Protesters in Richmond, Va., target Massey Energy over mining practices

Jul. 9--Richmond Times-Dispatch, Va. Knight Ridder/Tribune Business News

A four-hour demonstration in downtown Richmond against "mountain-top removal" strip mining, held in sympathy with protests at the G-8 meeting in Scotland, ended without incident yesterday.

For a while, it appeared it might not turn out that way.

About 20 protesters lay down on Fourth Street in front of Massey Energy Co.'s office with the intention of going to jail. Three of them stayed for two hours on the sidewalk with their arms bound together inside PVC piping to make it difficult to be hauled away.

But arrests for the planned civil disobedience were avoided when Massey sent two security guards to pick up a list of the demonstrators' demands.

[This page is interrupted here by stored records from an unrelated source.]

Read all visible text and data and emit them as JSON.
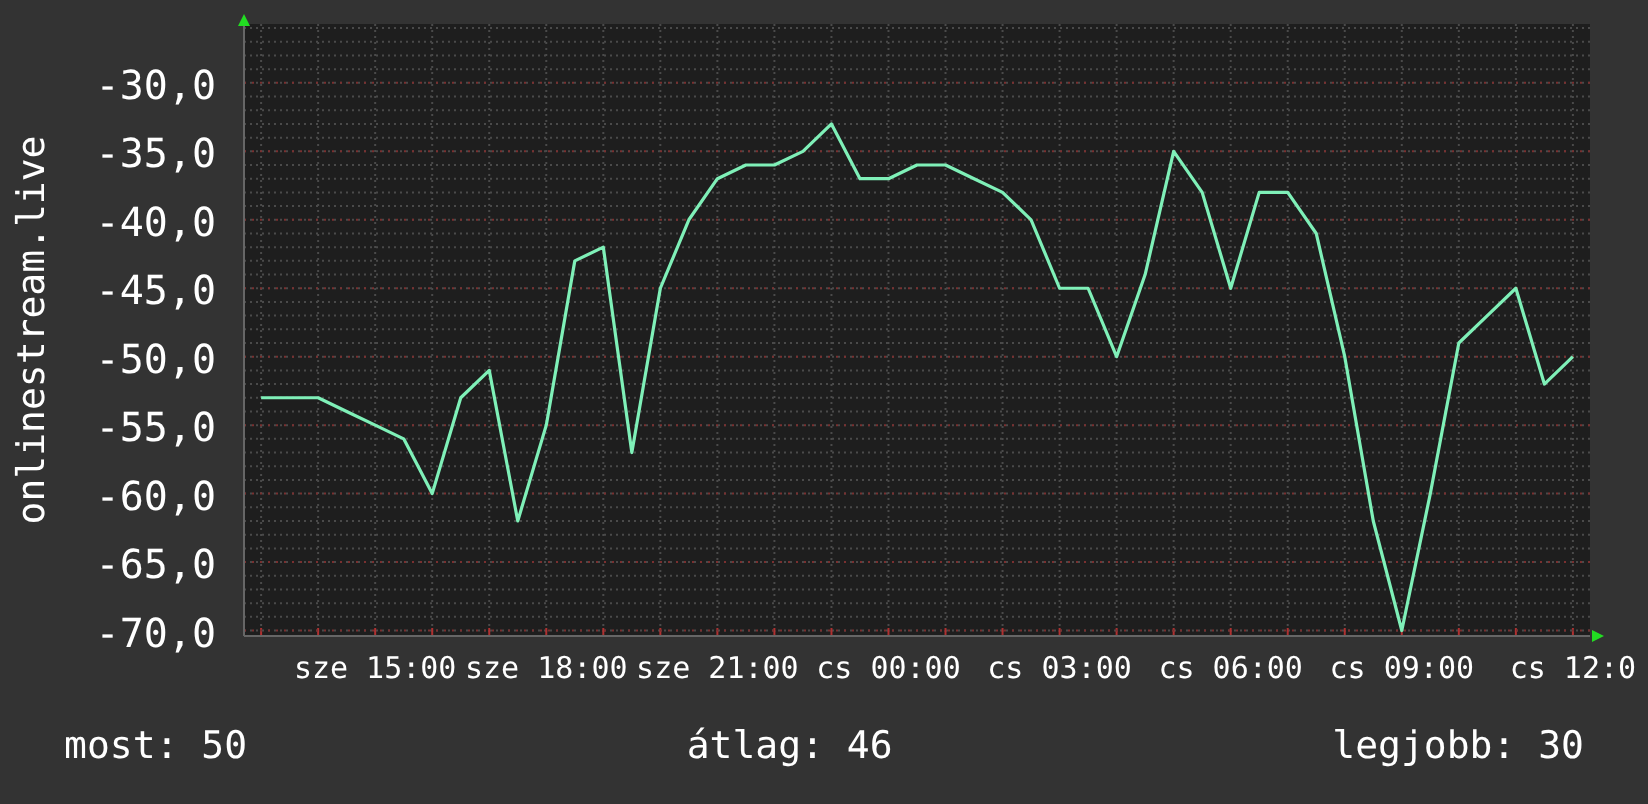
{
  "chart": {
    "chart_data": {
      "type": "line",
      "ylabel": "onlinestream.live",
      "categories": [
        null,
        null,
        null,
        null,
        "sze 15:00",
        null,
        null,
        null,
        null,
        null,
        "sze 18:00",
        null,
        null,
        null,
        null,
        null,
        "sze 21:00",
        null,
        null,
        null,
        null,
        null,
        "cs 00:00",
        null,
        null,
        null,
        null,
        null,
        "cs 03:00",
        null,
        null,
        null,
        null,
        null,
        "cs 06:00",
        null,
        null,
        null,
        null,
        null,
        "cs 09:00",
        null,
        null,
        null,
        null,
        null,
        "cs 12:0"
      ],
      "series": [
        {
          "color": "#7ff0b8",
          "values": [
            -53,
            -53,
            -53,
            -54,
            -55,
            -56,
            -60,
            -53,
            -51,
            -62,
            -55,
            -43,
            -42,
            -57,
            -45,
            -40,
            -37,
            -36,
            -36,
            -35,
            -33,
            -37,
            -37,
            -36,
            -36,
            -37,
            -38,
            -40,
            -45,
            -45,
            -50,
            -44,
            -35,
            -38,
            -45,
            -38,
            -38,
            -41,
            -50,
            -62,
            -70,
            -60,
            -49,
            -47,
            -45,
            -52,
            -50
          ]
        }
      ],
      "ylim": [
        -70.4,
        -25.7
      ],
      "grid": true,
      "yticks": [
        {
          "value": -30,
          "label": "-30,0"
        },
        {
          "value": -35,
          "label": "-35,0"
        },
        {
          "value": -40,
          "label": "-40,0"
        },
        {
          "value": -45,
          "label": "-45,0"
        },
        {
          "value": -50,
          "label": "-50,0"
        },
        {
          "value": -55,
          "label": "-55,0"
        },
        {
          "value": -60,
          "label": "-60,0"
        },
        {
          "value": -65,
          "label": "-65,0"
        },
        {
          "value": -70,
          "label": "-70,0"
        }
      ]
    }
  },
  "legend": [
    {
      "label": "most: 50"
    },
    {
      "label": "átlag: 46"
    },
    {
      "label": "legjobb: 30"
    }
  ]
}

Throughout the afternoon, people speaking for the demonstrators called on Massey officials to come to the street and talk over some 300 protesters' grievances concerning company mining practices.

Massey, which mines in Kentucky, Virginia and West Virginia, is one of the nation's largest coal companies. It also is arguably the most controversial in central Appalachia and draws frequent criticism from environmentalists and from the United Mine Workers of America union.

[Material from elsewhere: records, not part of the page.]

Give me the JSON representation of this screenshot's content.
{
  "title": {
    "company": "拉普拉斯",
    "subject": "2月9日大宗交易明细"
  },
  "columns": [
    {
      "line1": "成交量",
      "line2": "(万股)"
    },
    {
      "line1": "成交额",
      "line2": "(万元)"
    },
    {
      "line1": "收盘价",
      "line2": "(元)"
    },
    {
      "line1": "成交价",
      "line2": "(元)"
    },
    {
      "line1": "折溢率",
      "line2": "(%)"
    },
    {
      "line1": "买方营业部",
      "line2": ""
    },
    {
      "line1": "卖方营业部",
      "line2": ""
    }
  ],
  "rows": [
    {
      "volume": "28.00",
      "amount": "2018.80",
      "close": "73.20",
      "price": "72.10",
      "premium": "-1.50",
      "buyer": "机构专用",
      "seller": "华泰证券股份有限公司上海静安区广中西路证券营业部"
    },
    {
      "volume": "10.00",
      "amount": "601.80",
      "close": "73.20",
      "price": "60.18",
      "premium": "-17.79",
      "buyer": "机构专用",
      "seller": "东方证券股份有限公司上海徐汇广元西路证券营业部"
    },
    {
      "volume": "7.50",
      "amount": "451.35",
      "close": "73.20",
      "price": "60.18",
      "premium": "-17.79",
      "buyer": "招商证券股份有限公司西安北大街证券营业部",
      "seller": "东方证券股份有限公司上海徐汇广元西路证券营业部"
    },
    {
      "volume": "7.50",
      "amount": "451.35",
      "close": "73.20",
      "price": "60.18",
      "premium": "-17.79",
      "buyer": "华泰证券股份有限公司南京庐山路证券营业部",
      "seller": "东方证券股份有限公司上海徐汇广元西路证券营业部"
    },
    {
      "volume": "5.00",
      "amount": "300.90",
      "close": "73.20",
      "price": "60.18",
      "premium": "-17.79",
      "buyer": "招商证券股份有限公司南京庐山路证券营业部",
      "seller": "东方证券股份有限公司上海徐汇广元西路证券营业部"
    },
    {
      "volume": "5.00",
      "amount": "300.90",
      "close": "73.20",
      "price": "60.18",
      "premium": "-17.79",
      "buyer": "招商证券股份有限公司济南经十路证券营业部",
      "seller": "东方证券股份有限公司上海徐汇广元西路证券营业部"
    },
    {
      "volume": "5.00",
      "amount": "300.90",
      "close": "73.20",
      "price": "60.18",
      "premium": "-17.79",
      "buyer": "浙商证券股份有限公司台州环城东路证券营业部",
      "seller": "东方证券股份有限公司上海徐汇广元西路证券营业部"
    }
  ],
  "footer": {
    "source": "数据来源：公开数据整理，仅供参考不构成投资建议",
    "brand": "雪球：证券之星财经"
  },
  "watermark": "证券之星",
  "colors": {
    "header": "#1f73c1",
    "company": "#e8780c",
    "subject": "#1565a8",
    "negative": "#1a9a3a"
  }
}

"Blankenship, Blankenship, Blankenship," demonstrators chanted over and over. "Come on out, Don," they said, inviting Massey Chairman and CEO Don Blankenship to join them in the street.

After the Massey guards picked up the list of demands, protest leader Larry Gibson asked the energetic crowd of mostly young people to march back to Monroe Park, where the protest began.

Gibson lives on Cave Ford Mountain in Kanawha County, W.Va., about 34 miles south of Charleston, W.Va. Massey, he said, has taken the mountain near his home down 900 feet. The company is mining around him and underneath him, leaving the place where he and his ancestors have lived for 220 years an island, he said.

Mountain-top removal is a type of strip mining in which the crown is removed to get at the coal bed beneath it. Sometimes hundreds of feet are clipped off.

The mining is a violent process involving dynamite in which a series of large holes are drilled in the mountain and packed with a mixture of ammonium nitrate and diesel fuel, which is then set off with dynamite.

The massive explosion that results loosens soil and rock so that it can be pushed or hauled by heavy equipment into adjacent hollows or valleys in what are called valley fills.

Gibson said that the practice sank his well three years ago and that it has not been replaced despite his complaints to state regulators.

"It's very important we bring people's attention to what's happening," Gibson said. Protest is the only means of communication the group has after efforts to correspond with Massey failed, he said.

In a statement yesterday, Massey defended its environmental record. The company said it supports environmental stewardship and follows environmental regulations.

Massey said it respects the rights of people to express their concerns but said "a great deal of misinformation" has been spread about its coal-mining complex near an elementary school. That operation, by its Goals Coal Co. subsidiary, was singled out for more specific criticism yesterday.

Katharine Kenny said that meeting demonstrators on the street would not have been a good forum in which to hold a conversation. The guards took the demonstrators' demands and no one was hurt.

Throughout the demonstration, Massey workers watched from office windows and occasionally would try to talk with protesters. Some, including one man stationed on the roof, took photos of the crowd.

A police squad equipped with riot gear at Fourth and Franklin, four horse-mounted officers and several other officers in the vicinity were readying to move in on the thinning crowd when the protest was called off about 4.

The march to Massey headquarters began after a noontime rally at Monroe Park, near the Virginia Commonwealth University academic campus. Franklin Street was blocked off from 1 to 2 p.m. while protestors carrying banners and huge "G-8 puppets" marched to the Massey building. A few demonstrators on bikes led the way, circling police cruisers that were trying to direct traffic.

The march turned the corner at Fourth Street and settled in front of the Massey building. There protestors remained, chanting slogans, making speeches, dancing and beating drums until departing with what they considered a victory. By that time, the group had dwindled from 300 to about 100.

About 60 Richmond police officers spent most of the day working the protest. They got some help from Henrico County and VCU police.

No arrests were made, and no one was injured.

Several "legal observers," working with the protesters, kept a close eye on the crowd and police, scribbling in tiny notebooks.

"We're here to make sure the demonstrators' rights are respected," one observer said.